You may also manually obtain and run a distribution of Apalache, following these steps:
- Install a distribution of Apalache (opens in a new tab).
- Start the Apalache server
apalache-mc server
and ensure that it is running.
Apalache uses bounded model checking. This technique checks all runs up to
--max-steps
steps via z3 (opens in a new tab). Apalache is highly configurable. See Apalache
configuration (opens in a new tab)
for guidance.
-
If there are no critical errors (e.g., in parsing, typechecking, etc.), this command sends the Quint specification to the Apalache (opens in a new tab) model checker, which will try to find an invariant violation. If it finds one, it prints the trace on the standard output. When the parameter
--out
is supplied, the trace is written as a JSON representation of Quint IR in the output file. When the parameter--out-itf
is supplied, the trace is written in the Informal Trace Format (opens in a new tab). This output can be conveniently displayed with the ITF Trace Viewer (opens in a new tab), or just with jq (opens in a new tab). -
If the specification cannot be run (e.g., due to a parsing error), the file contains an error message in JSON:
{ "stage": "verifying", "errors": [ <errors> ] }
The errors and warnings are written in the format of ADR002.
Command lint
This command is not implemented yet.
quint lint [--config=config.json] [--out=<out>.json] <spec>.qnt
This command checks an input specification <spec>.qnt
against a set of rules.
If no errors or warnings are found, this command outputs nothing.

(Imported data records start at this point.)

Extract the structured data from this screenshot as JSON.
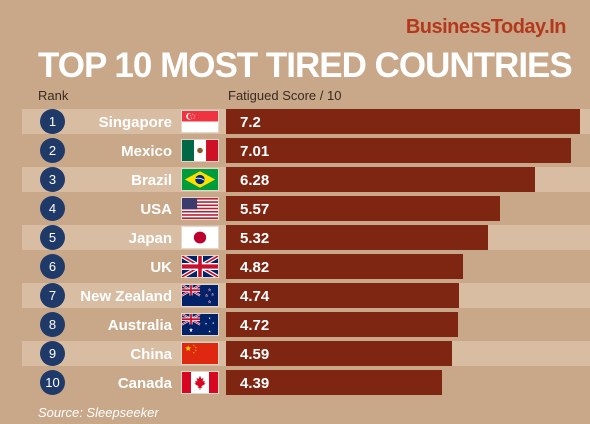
{
  "brand": "BusinessToday.In",
  "source": "Source: Sleepseeker",
  "chart_data": {
    "type": "bar",
    "orientation": "horizontal",
    "title": "TOP 10 MOST TIRED COUNTRIES",
    "rank_label": "Rank",
    "value_label": "Fatigued Score / 10",
    "xlim": [
      0,
      7.2
    ],
    "grid": false,
    "bar_color": "#7f2612",
    "rows": [
      {
        "rank": "1",
        "country": "Singapore",
        "flag": "singapore-flag-icon",
        "value": 7.2,
        "label": "7.2"
      },
      {
        "rank": "2",
        "country": "Mexico",
        "flag": "mexico-flag-icon",
        "value": 7.01,
        "label": "7.01"
      },
      {
        "rank": "3",
        "country": "Brazil",
        "flag": "brazil-flag-icon",
        "value": 6.28,
        "label": "6.28"
      },
      {
        "rank": "4",
        "country": "USA",
        "flag": "usa-flag-icon",
        "value": 5.57,
        "label": "5.57"
      },
      {
        "rank": "5",
        "country": "Japan",
        "flag": "japan-flag-icon",
        "value": 5.32,
        "label": "5.32"
      },
      {
        "rank": "6",
        "country": "UK",
        "flag": "uk-flag-icon",
        "value": 4.82,
        "label": "4.82"
      },
      {
        "rank": "7",
        "country": "New Zealand",
        "flag": "new-zealand-flag-icon",
        "value": 4.74,
        "label": "4.74"
      },
      {
        "rank": "8",
        "country": "Australia",
        "flag": "australia-flag-icon",
        "value": 4.72,
        "label": "4.72"
      },
      {
        "rank": "9",
        "country": "China",
        "flag": "china-flag-icon",
        "value": 4.59,
        "label": "4.59"
      },
      {
        "rank": "10",
        "country": "Canada",
        "flag": "canada-flag-icon",
        "value": 4.39,
        "label": "4.39"
      }
    ]
  }
}
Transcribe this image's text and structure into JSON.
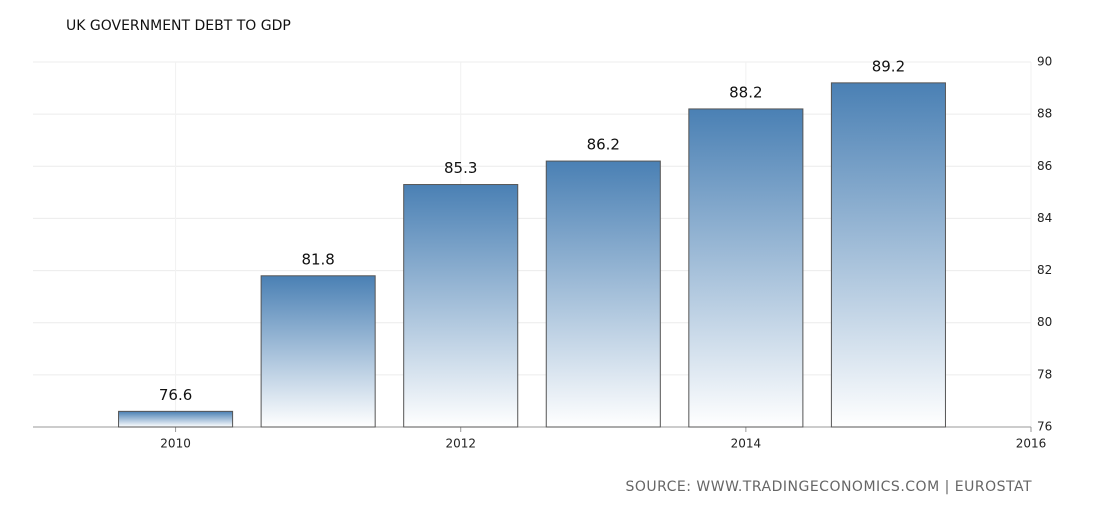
{
  "chart_data": {
    "type": "bar",
    "title": "UK GOVERNMENT DEBT TO GDP",
    "source": "SOURCE: WWW.TRADINGECONOMICS.COM | EUROSTAT",
    "x": [
      2010,
      2011,
      2012,
      2013,
      2014,
      2015
    ],
    "values": [
      76.6,
      81.8,
      85.3,
      86.2,
      88.2,
      89.2
    ],
    "color": "#4a80b4",
    "xlim": [
      2009,
      2016
    ],
    "xticks": [
      2010,
      2012,
      2014,
      2016
    ],
    "ylim": [
      76,
      90
    ],
    "yticks": [
      76,
      78,
      80,
      82,
      84,
      86,
      88,
      90
    ],
    "grid": true,
    "y_axis_side": "right"
  }
}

When errors or warning are found, this command outputs them to stderr
,
unless the command --out
is specified.
Option --config
. This parameter specifies a configuration file in the
JSON format. This configuration files specifies linting rules. The exact format
is to be specified in the future.
Option --out
. If the user supplies the flag --out
, then the
result is written to the file <out>.json
. Depending on the outcome,
the following is written:
-
If the command succeeds, the file contains the success data structure:
{ "status": "linted" }
-
If the command fails, the file contains error messages and warnings in JSON:
{ "result": "error", "messages": [ <errors and warnings> ] }
The errors and warnings are written in the format of ADR002.
Command indent
This command is not implemented yet.
quint indent [--config=config.json] [--out=<out>.qnt] <spec>.qnt
This rule formats the input specification according to the default indentation
rules. Unless the option --out
is specified, the formatted specification
is written on the standard output.
Option --out
. The optional parameter --out
specifies the name of
an output file in the Quint format.
Option --config
. This parameter specifies a configuration file in the
JSON format. This configuration files specifies the indentation rules. The
exact format is to be specified in the future.